Una volta che si decida di passare alla versione a pagamento si può scegliere tra due piani: Professional (299 euro mensili) e Enterprise (699 euro). I singoli software possono inoltre essere acquistati separatamente, al prezzo di 124,75 al mese per la versione Professional e di 299,75 per l’Enterprise.

Come si può comprendere proprio dai prezzi, si tratta di strumenti professionali, adatti soprattutto a chi svolge una funzione in ambito SEO o alle agenzie che si occupano della tematica. Fuori portata per chi invece è alle prime armi o si propone obiettivi limitati per quanto riguarda il posizionamento sui motori di ricerca.

Serpstat

Per chi si trovi alla ricerca di una piattaforma di marketing intelligence in grado di aiutare gli esperti di SEO a dispiegare al meglio le proprie strategie, la risposta ideale può rivelarsi Serpstat, strumento che ha fatto la sua comparsa nel 2013, sotto forma di strumento di ricerca di parole chiave.

Per poi trasformarsi in piattaforma SEO all-in-one nel 2016, veste nella quale permette di ottenere le keyword più indicate per le campagne SEO/PPC, individuare i concorrenti nella propria nicchia di mercato, le parole chiave più performanti da essi utilizzate e i loro backlinks.

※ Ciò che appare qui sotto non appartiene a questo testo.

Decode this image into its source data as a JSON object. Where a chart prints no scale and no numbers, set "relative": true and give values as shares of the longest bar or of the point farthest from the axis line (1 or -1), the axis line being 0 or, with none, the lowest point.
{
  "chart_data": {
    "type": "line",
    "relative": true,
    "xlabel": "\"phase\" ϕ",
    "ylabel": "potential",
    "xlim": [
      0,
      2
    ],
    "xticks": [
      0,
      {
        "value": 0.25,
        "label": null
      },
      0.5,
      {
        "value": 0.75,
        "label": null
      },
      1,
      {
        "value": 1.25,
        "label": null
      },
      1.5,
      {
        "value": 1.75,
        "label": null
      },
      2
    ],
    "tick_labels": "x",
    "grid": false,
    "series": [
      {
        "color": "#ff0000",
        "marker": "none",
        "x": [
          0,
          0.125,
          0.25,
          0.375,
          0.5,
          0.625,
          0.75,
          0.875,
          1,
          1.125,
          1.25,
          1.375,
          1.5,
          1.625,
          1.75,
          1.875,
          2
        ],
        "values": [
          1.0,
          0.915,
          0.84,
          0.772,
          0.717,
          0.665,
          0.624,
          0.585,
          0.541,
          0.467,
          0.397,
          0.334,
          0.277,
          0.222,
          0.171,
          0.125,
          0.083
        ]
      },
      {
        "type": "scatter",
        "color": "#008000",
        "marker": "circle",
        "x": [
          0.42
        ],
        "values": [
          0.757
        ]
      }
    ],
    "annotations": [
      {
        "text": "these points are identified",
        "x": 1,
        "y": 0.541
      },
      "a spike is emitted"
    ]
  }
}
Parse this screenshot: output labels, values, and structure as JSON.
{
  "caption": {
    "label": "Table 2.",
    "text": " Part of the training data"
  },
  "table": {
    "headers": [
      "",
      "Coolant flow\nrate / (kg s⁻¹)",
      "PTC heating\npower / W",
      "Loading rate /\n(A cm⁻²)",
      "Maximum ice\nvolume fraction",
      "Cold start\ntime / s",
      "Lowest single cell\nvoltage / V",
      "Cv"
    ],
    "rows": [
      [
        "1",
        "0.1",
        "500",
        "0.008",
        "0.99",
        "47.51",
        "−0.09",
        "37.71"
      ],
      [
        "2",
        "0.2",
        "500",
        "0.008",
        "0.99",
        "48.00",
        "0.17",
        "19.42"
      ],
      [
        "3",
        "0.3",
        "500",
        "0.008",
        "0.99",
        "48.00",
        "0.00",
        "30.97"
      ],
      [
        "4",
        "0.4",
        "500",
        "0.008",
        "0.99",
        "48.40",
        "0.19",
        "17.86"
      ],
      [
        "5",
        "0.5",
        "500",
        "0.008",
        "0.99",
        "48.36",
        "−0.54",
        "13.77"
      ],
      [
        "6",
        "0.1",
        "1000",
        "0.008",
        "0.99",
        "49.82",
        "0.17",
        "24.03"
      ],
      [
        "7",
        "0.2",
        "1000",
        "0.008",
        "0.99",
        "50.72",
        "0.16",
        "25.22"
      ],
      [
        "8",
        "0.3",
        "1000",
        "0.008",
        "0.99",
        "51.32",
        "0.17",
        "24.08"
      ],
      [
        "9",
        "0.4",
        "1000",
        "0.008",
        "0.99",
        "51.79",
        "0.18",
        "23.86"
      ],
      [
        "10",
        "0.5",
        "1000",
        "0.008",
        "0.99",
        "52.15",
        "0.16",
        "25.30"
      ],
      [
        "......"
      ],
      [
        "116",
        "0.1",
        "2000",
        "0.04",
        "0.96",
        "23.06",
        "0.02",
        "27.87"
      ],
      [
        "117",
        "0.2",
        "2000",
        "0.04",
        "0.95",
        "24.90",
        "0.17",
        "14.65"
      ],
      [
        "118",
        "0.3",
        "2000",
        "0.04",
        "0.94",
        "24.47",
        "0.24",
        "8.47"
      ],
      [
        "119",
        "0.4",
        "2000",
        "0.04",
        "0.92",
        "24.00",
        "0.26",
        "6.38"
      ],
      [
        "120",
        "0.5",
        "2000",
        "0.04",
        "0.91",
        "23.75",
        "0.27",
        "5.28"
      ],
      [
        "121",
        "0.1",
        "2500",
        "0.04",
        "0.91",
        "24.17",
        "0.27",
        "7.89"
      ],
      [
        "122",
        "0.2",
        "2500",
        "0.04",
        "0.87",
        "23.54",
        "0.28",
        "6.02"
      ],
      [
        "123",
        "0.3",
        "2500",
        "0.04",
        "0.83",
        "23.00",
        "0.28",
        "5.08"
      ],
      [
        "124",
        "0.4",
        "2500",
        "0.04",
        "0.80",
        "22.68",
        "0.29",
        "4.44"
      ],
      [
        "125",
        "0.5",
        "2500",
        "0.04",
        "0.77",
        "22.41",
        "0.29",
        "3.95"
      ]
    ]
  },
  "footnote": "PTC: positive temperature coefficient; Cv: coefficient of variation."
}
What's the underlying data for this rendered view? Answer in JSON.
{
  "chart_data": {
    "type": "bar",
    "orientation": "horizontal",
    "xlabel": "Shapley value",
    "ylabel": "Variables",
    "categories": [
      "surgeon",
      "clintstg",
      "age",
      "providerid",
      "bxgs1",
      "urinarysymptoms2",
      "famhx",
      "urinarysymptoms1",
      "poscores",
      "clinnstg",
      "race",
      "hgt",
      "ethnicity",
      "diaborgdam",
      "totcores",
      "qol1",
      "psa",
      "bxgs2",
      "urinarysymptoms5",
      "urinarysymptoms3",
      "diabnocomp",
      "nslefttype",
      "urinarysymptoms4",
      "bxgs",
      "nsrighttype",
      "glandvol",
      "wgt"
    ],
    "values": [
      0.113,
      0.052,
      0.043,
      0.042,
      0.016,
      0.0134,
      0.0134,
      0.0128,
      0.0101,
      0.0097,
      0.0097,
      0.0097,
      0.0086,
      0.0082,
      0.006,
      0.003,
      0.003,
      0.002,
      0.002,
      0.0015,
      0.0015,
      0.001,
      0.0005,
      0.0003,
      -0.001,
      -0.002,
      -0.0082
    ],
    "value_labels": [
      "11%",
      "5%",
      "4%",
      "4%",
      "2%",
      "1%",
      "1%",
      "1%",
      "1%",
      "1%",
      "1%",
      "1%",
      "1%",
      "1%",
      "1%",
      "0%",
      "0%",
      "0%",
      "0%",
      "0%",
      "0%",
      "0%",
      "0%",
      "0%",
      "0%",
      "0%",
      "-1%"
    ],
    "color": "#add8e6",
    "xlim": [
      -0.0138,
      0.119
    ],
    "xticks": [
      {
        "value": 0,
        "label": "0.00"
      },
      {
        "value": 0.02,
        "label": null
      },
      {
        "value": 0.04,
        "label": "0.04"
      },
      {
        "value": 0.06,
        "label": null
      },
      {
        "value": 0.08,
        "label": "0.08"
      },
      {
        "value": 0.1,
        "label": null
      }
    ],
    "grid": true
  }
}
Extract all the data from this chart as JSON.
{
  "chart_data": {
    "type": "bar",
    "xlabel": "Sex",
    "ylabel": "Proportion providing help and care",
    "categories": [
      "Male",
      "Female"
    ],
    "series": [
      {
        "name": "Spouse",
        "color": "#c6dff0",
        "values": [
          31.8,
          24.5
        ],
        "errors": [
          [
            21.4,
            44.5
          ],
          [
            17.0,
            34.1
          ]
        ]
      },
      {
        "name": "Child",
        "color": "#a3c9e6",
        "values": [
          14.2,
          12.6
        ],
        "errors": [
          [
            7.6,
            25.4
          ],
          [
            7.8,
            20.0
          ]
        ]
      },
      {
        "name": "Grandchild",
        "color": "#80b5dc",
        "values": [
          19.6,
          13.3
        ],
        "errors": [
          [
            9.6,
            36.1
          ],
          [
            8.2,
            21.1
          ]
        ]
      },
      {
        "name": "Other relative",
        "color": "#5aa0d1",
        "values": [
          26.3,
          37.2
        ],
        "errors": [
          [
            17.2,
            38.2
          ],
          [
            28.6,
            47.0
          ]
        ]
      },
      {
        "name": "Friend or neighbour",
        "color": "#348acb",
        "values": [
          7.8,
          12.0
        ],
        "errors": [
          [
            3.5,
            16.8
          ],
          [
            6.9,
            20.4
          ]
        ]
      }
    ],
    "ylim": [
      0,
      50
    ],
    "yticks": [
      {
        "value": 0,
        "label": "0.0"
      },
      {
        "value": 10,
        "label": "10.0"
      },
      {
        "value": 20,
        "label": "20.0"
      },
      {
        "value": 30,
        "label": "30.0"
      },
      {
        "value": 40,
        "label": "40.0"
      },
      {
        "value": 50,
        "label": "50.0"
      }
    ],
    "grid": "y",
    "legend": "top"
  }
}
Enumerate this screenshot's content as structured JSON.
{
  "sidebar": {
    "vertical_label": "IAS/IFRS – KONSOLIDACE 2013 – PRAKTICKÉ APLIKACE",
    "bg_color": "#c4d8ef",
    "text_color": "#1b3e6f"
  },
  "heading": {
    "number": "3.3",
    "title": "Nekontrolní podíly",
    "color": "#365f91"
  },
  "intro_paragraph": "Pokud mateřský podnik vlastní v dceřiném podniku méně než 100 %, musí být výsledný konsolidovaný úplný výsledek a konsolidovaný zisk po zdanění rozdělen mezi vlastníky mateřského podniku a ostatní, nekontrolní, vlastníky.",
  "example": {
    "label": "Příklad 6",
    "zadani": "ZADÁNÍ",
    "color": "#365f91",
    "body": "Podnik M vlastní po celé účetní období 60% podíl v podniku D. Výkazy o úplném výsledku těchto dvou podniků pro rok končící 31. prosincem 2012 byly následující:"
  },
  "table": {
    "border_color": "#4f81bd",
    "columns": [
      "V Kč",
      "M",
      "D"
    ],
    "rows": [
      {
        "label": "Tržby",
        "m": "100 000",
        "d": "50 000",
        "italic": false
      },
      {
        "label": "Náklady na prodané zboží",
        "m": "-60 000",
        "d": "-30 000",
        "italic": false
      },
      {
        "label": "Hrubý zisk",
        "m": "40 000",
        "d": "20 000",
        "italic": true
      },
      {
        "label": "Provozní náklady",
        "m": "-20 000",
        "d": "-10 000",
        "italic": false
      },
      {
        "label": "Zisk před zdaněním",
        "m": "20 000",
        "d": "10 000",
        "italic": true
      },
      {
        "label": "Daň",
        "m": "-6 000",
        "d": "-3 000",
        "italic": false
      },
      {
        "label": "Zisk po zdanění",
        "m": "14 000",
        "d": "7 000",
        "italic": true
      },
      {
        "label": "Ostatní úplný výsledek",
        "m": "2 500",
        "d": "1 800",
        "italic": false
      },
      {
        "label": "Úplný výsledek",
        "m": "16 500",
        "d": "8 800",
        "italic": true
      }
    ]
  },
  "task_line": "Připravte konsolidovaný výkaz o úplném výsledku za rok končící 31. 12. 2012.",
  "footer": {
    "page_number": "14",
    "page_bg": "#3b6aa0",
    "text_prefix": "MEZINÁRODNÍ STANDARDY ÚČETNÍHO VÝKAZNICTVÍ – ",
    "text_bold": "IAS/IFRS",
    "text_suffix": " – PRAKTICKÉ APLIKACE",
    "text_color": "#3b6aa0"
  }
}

Senza esigere costi aggiuntivi è inoltre in grado di aiutare gli utenti a scoprire i dati internazionali grazie a decine di database, di monitorare i comportamenti della concorrenza e avere una precisa panoramica relativa alle quote di traffico a livello globale.

Serpstat può essere fruito sia in versione gratuita che a pagamento. Prima di optare per la seconda, però, sarebbe sicuramente provare lo strumento per capire se faccia effettivamente al proprio caso o se, al contrario, sia meglio ripiegare su un altro tool più aderente alle proprie esigenze. Il prezzo base per la versione a pagamento è di 19 dollari al mese, ma sono presenti altri tre piani rispettivamente da 69, 149 e 299 dollari, sempre mensili.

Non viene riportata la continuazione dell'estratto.